Here’s a (semi) interesting article and video from Edutopia about Gamestar Mechanic, a site that allows anyone to design their own video games. I think designing games is an awesome skill for kids to have, and an equally great hobby to baseball (which the video goes out of its way to show that the kid also plays. No mom, he’s not only inside staring at a screen!). However, I am a little wary of some of the suggestions from Edutopia about how to integrate GM into class:
- After reading a book in class, have your students recreate major scenes in the form of a video game.
- Ask students to design a game that teaches other students a specific scientific concept you’ve been studying.
- After studying ratios, ask students to create a game that contains a certain ratio of coins (for the player to collect) to enemies.

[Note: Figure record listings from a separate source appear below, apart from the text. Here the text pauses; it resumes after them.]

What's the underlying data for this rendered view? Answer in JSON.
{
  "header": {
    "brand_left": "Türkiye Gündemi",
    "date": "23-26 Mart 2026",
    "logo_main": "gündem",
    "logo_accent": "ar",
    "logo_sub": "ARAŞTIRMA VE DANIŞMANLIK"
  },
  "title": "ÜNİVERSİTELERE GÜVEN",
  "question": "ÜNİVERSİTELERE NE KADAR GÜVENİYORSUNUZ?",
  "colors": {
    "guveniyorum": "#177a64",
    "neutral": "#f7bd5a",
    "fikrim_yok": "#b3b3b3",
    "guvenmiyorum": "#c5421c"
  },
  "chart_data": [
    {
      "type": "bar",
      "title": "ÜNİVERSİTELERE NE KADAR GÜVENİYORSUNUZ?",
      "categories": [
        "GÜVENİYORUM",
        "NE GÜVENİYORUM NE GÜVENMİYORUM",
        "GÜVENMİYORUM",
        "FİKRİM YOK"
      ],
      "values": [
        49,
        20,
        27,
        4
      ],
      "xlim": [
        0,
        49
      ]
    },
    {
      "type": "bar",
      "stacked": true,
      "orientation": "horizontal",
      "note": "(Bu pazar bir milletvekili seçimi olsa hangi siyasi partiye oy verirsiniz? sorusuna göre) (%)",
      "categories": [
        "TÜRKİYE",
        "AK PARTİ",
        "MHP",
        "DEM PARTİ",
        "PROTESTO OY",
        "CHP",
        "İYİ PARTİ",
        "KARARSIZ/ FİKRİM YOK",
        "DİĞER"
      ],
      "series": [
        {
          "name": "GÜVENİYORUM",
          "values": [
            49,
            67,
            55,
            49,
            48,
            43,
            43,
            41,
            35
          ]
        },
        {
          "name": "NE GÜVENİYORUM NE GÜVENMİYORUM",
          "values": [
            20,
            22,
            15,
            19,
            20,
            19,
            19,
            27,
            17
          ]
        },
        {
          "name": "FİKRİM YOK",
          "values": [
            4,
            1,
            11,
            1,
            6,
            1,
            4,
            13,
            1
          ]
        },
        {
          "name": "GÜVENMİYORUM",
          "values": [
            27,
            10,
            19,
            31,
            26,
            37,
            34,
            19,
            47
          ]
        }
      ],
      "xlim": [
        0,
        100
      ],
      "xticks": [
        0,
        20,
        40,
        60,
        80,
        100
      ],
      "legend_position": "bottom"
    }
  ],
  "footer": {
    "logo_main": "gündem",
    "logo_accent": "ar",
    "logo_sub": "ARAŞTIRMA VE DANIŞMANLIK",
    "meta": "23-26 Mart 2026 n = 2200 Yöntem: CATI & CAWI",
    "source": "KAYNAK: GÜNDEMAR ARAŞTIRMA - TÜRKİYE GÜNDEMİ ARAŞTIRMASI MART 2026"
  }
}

I think this is where we see that integration isn’t always the answer. Each of these three suggestions seems tangentially related at best to the task and not the most effective or efficient way for students to practice or show their learning. I’m all for integration, but when we talk it up too much, we weaken the argument of tech for tech’s sake. Technology is a beautiful (yes!) thing that has its own merits, not just when it is integrated into something else.

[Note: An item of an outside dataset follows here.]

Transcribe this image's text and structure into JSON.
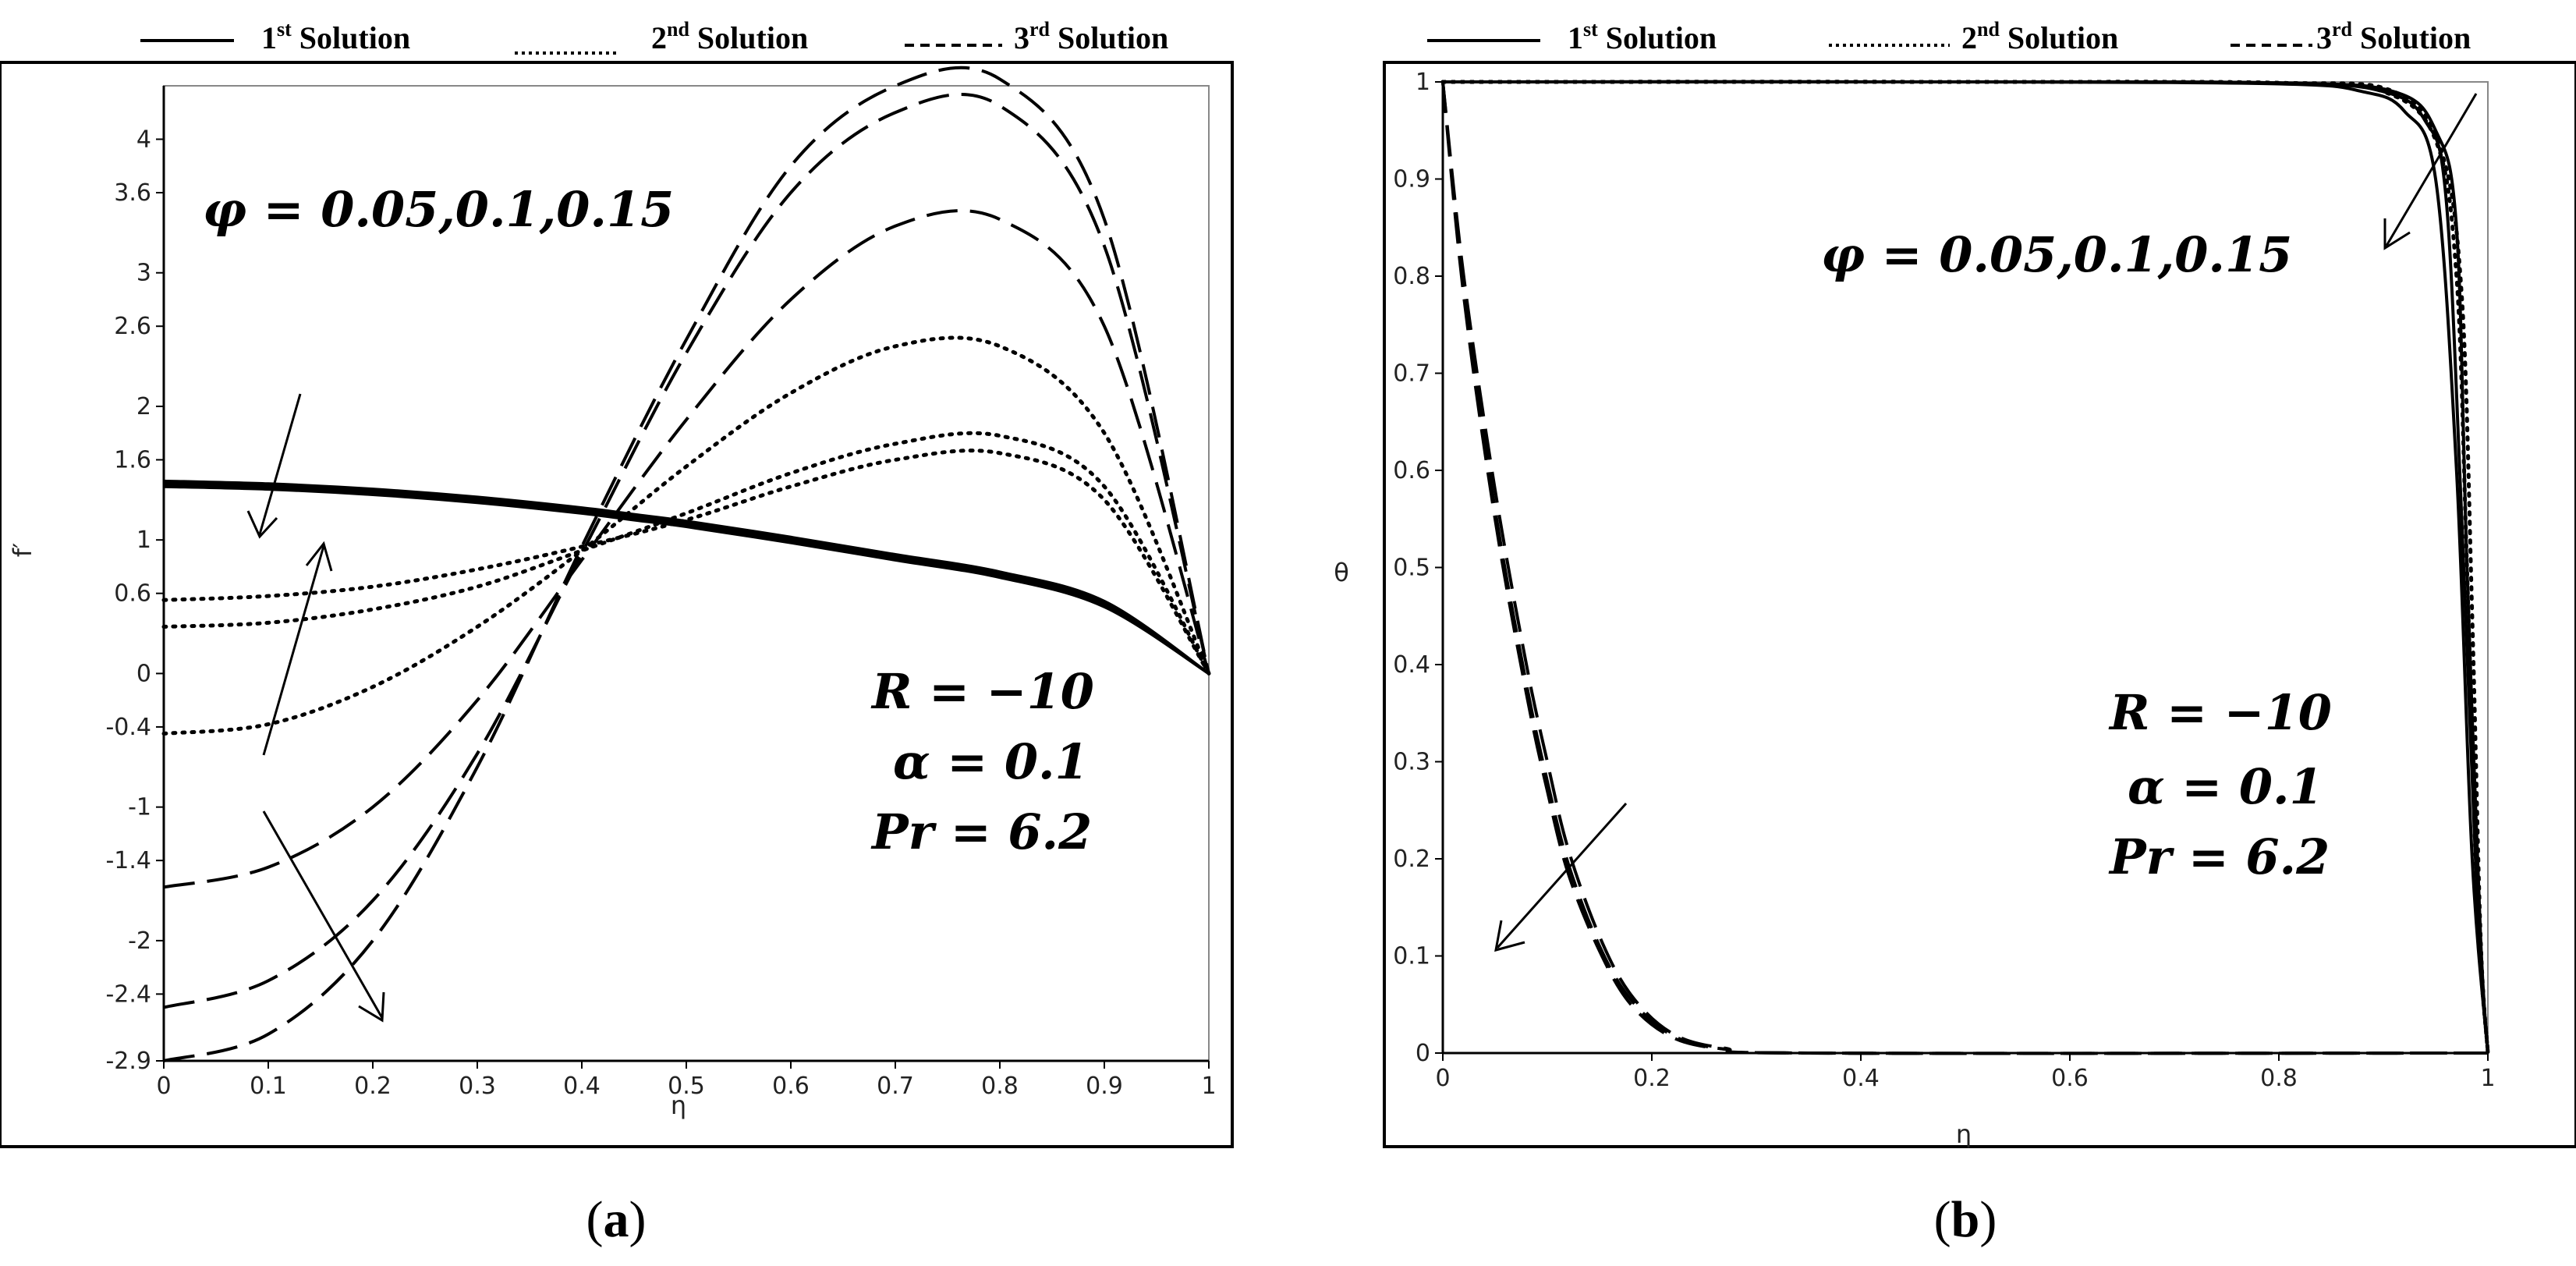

This is also why I am a little concerned about the increased talk in schools of getting rid of computer labs and integrating all tech into the classroom. If this happens, where then is the space for rich technology projects that celebrate the amazing things that technology does, but which may not fit into the other subject areas?
Have I been focusing too much on applying mathematics and expanding the concept of “relevance?” Have I been expending too much energy on looking for relevance when I should play off of the interesting and awesome world that is mathematics?